Esa mujer que me parió no pudo explicarse el revuelo que armó el G2 tan cerca de nuestra casa hace algo más de una semana, cuando decidió invadir todo lo que estuviera cerca del parque Manila; aseguraban los vecinos que Rosa María, la hija de Oswaldo Payá estaba de visita, y mi madre no entendió por qué el gobierno le tenía tanto miedo a una mujer, como tampoco entiende el porqué de tanto recelo con esas Damas que marchan vestidas de blanco cuando salen de una misa, cuando salen porque quieren salir, y exigir.
Mi madre no es ya una federada, ahora es solo una mujer enferma y sin medicamentos, con miedos. Mi madre no es una Mariana Grajales, ni tampoco una de esas otras “marianas” que no sufren por la ausencia de medicamentos. Ella no es una generala, aunque de vez en cuando muestra sus bravuras, incluso en días en los que le faltan sus medicamentos. Mi madre no perdió a un hijo en una guerra extraña pero le teme a la muerte, a la prisión que no conoce de verdad, aunque la supone.
Silvia, mi madre, tiene terror a entrar en la cama sin un clordiazepoxido o amanecer sin la levotirocina; muchos miedos la asisten con frecuencia, como de seguro padecen esas federadas que “celebraron” este 23 de agosto. Sabrá Dios cuantas dieron vivas sin que antes pudieran medicarse. Mi madre está más cerca de Leonor que de Mariana, aunque sus hijos no sean como Martí, aunque no se arriesguen como él.
Y no resulta extraño que esa organización de mujeres federadas olvide a esa Leonor Pérez a quien esta ciudad, desde la que rige el poder comunista, se le recuerde solo con el nombre de una calle, y es “comprensible”, porque Leonor no le pidió a su José que se “empinara”, que fuera al campo de batalla. Sin dudas el poder comunista debió leer las mismas cartas que yo, esas donde la madre le pide a quien sería luego el apóstol, que se alejara del peligro, y por eso le dedican el olvido.
Leonor no es más que una calle porque advirtió a su hijo que: “yo preferiría hijo verte errante a verte expuesto”. Leonor habla en sus cartas del alma nublada por el dolor que le trae la lejanía del hijo, y hasta le advierte que sus pesares tendrán fin “cuando tu tengas ocupación fija y productiva”. Ella tuvo miedo a la guerra que podía hacer desaparecer a su vástago. Sin dudas esa Leonor no recibe reverencias de un gobierno que tanto se involucró en guerras con hijos ajenos.
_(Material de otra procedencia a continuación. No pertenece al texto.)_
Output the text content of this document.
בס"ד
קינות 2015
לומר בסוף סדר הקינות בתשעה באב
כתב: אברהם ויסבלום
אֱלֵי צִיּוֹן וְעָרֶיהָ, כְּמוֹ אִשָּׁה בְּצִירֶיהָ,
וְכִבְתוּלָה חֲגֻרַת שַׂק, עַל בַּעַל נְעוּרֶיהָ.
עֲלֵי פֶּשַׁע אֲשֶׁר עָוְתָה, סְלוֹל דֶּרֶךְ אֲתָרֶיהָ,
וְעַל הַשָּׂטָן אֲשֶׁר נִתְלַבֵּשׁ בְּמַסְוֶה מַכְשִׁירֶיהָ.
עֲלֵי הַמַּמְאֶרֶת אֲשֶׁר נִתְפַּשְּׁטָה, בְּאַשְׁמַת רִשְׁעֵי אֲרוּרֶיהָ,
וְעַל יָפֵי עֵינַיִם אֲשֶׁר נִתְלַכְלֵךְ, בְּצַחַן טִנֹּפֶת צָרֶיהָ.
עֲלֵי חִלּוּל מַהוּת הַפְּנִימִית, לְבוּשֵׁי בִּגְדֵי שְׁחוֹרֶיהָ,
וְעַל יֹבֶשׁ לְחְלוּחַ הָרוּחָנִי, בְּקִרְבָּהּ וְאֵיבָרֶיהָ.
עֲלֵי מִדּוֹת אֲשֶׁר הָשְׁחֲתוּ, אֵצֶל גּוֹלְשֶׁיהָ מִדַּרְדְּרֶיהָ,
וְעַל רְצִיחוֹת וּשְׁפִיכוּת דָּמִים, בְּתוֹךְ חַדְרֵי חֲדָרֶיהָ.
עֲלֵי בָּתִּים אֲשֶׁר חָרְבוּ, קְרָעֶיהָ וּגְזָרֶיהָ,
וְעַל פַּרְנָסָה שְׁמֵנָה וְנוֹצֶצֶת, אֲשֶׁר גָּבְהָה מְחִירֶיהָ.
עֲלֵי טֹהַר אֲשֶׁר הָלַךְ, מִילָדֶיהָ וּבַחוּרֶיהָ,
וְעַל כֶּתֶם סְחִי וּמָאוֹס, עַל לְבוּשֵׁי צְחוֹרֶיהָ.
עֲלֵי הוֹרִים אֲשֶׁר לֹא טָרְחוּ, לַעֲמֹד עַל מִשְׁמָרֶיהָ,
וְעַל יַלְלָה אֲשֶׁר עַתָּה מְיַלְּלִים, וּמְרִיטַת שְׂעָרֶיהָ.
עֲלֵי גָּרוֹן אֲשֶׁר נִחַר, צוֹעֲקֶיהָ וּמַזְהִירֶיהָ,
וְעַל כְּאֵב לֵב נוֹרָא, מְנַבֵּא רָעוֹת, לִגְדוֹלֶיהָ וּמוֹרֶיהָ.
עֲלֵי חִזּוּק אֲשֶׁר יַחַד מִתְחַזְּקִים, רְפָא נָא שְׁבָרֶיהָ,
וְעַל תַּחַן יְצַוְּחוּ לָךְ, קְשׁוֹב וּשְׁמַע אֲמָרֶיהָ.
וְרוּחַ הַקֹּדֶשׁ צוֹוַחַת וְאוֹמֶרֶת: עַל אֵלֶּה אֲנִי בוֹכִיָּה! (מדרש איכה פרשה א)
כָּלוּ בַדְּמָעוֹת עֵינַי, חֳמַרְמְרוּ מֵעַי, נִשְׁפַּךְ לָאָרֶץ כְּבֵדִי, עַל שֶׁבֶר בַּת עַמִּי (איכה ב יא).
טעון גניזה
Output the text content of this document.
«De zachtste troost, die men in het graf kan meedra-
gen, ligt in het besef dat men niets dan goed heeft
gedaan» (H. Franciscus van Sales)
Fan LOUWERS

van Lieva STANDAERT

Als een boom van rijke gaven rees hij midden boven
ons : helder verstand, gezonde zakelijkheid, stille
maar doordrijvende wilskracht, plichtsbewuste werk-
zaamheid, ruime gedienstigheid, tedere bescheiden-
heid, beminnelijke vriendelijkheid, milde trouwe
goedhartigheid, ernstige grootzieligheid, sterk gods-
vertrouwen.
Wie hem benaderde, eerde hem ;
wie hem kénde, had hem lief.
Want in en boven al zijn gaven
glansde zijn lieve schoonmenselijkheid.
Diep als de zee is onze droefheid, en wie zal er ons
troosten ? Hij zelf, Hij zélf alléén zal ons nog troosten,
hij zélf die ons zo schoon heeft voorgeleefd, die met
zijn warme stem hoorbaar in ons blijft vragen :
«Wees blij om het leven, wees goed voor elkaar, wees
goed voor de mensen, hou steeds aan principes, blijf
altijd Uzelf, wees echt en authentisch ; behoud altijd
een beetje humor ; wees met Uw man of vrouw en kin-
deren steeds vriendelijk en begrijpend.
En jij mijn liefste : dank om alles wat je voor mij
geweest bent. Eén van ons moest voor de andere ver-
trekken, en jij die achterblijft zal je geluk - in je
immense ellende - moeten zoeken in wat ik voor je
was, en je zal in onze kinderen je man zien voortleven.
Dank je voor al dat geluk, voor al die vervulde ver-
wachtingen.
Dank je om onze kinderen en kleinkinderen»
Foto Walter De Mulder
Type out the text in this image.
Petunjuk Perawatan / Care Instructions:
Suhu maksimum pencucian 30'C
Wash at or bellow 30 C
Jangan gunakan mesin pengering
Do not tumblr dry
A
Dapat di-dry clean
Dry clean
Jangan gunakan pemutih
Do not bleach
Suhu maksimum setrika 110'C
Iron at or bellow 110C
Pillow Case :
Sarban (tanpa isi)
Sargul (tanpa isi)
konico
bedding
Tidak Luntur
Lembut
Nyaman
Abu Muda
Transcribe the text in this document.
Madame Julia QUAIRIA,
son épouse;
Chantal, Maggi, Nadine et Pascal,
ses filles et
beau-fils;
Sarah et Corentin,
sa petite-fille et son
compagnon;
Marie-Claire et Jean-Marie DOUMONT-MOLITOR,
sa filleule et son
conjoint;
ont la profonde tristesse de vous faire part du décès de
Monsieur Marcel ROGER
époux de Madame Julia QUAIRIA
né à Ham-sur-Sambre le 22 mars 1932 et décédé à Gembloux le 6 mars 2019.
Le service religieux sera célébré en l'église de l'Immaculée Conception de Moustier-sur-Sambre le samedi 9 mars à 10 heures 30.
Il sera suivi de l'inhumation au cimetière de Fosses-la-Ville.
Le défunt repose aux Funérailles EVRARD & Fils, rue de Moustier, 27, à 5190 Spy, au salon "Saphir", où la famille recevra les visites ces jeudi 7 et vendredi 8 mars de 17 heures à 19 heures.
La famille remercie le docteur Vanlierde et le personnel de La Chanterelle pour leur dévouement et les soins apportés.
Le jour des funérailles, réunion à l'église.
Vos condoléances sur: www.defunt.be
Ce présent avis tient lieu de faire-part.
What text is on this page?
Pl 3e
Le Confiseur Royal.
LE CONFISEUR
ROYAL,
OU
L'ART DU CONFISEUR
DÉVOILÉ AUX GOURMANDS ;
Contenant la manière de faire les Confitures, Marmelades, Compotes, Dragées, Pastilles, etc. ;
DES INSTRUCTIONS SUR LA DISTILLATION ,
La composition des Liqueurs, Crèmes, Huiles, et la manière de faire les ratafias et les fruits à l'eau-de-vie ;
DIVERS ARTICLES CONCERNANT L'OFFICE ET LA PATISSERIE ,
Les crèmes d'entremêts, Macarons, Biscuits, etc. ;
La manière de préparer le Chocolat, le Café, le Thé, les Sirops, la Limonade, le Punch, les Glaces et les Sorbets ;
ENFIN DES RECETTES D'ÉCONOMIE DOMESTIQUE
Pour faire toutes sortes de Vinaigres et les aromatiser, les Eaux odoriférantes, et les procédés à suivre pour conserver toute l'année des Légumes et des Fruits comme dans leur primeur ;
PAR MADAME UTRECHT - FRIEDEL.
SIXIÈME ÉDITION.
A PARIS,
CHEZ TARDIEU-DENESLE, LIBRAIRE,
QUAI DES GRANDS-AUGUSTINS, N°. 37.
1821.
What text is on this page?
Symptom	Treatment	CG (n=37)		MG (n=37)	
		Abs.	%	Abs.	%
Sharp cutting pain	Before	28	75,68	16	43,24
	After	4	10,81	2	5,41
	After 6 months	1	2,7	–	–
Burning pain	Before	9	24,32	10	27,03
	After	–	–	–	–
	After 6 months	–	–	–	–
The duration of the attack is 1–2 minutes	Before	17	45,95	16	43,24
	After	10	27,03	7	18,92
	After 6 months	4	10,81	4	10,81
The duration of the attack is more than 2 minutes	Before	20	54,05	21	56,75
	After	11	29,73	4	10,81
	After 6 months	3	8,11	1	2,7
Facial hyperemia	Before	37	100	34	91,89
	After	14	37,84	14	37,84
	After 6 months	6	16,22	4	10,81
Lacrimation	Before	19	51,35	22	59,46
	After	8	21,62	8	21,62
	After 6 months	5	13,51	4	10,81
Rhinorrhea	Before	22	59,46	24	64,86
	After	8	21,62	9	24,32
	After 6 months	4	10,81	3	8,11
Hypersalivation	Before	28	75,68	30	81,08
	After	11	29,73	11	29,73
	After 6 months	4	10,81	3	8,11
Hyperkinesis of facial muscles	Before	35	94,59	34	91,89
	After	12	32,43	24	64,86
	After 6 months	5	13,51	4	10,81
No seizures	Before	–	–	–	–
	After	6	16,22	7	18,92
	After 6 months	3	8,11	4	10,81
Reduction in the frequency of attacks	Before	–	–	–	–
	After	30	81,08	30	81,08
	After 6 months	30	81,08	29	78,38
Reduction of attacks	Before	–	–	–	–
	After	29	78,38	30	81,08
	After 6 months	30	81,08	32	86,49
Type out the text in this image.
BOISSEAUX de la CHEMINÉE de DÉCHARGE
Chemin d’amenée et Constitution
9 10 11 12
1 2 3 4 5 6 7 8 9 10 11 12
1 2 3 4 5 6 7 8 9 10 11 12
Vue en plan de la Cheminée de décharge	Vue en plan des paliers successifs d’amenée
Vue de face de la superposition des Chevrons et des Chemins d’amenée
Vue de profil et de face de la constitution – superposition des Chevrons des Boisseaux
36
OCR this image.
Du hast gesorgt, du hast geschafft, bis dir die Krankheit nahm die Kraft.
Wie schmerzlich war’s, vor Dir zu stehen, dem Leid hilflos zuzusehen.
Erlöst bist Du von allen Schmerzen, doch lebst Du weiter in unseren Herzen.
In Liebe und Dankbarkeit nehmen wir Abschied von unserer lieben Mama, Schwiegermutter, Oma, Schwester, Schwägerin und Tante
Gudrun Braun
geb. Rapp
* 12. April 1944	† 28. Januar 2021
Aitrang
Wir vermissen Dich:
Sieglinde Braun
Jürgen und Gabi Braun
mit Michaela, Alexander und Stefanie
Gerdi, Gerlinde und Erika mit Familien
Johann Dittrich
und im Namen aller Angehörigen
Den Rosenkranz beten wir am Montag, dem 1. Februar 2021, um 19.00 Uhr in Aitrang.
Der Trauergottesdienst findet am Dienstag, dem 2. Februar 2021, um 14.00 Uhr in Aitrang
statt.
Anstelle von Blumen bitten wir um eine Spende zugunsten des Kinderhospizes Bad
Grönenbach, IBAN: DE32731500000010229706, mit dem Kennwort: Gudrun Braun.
Siempre que leo esas cartas de Leonor, que no son pocas, entiendo el sufrimiento, el miedo, de ciertas madres que no aparece en emblemas y gallardetes, esas que no son mencionadas en congresos aunque pujaran tanto como la Leonor que trajo al mundo al mundo al cubano mayor. Leonor no tiene un sitial en un congreso ni su rostro resulta emblemático, ninguna asamblea comunista le hace reverencias.
La Federación de Mujeres en Cuba ya no saluda, al menos en ese logotipo que la identifica, a la madre desconocida de un hijo desconocido, ni a Mariana, ni a Leonor. Ahora es Vilma quien aparece distinguida, esa que tuvo hijas y nietas federadas que desconocen esa inclemencia en la que vivió la madre del apóstol. Ahora es Vilma quien aparece, aunque jamás exhibiera el rostro asustado que “luce” mi madre cuando no consigue los medicamentos que precisa o cuando teme por su hijo.
Ahora la mujer es Vilma, ahora hicieron desaparecer aquella indefinición, sobre la que se podía superponer el rostro de cualquier mujer; las de verde, las de blanco, las católicas, las protestantes, las santas y las que no lo son, las que no tienen pastillas como mi madre. Todavía hace falta una federación, lo terrible es que con el rostro de ese logotipo advierten a qué mujeres van a proteger, y no será a mi madre.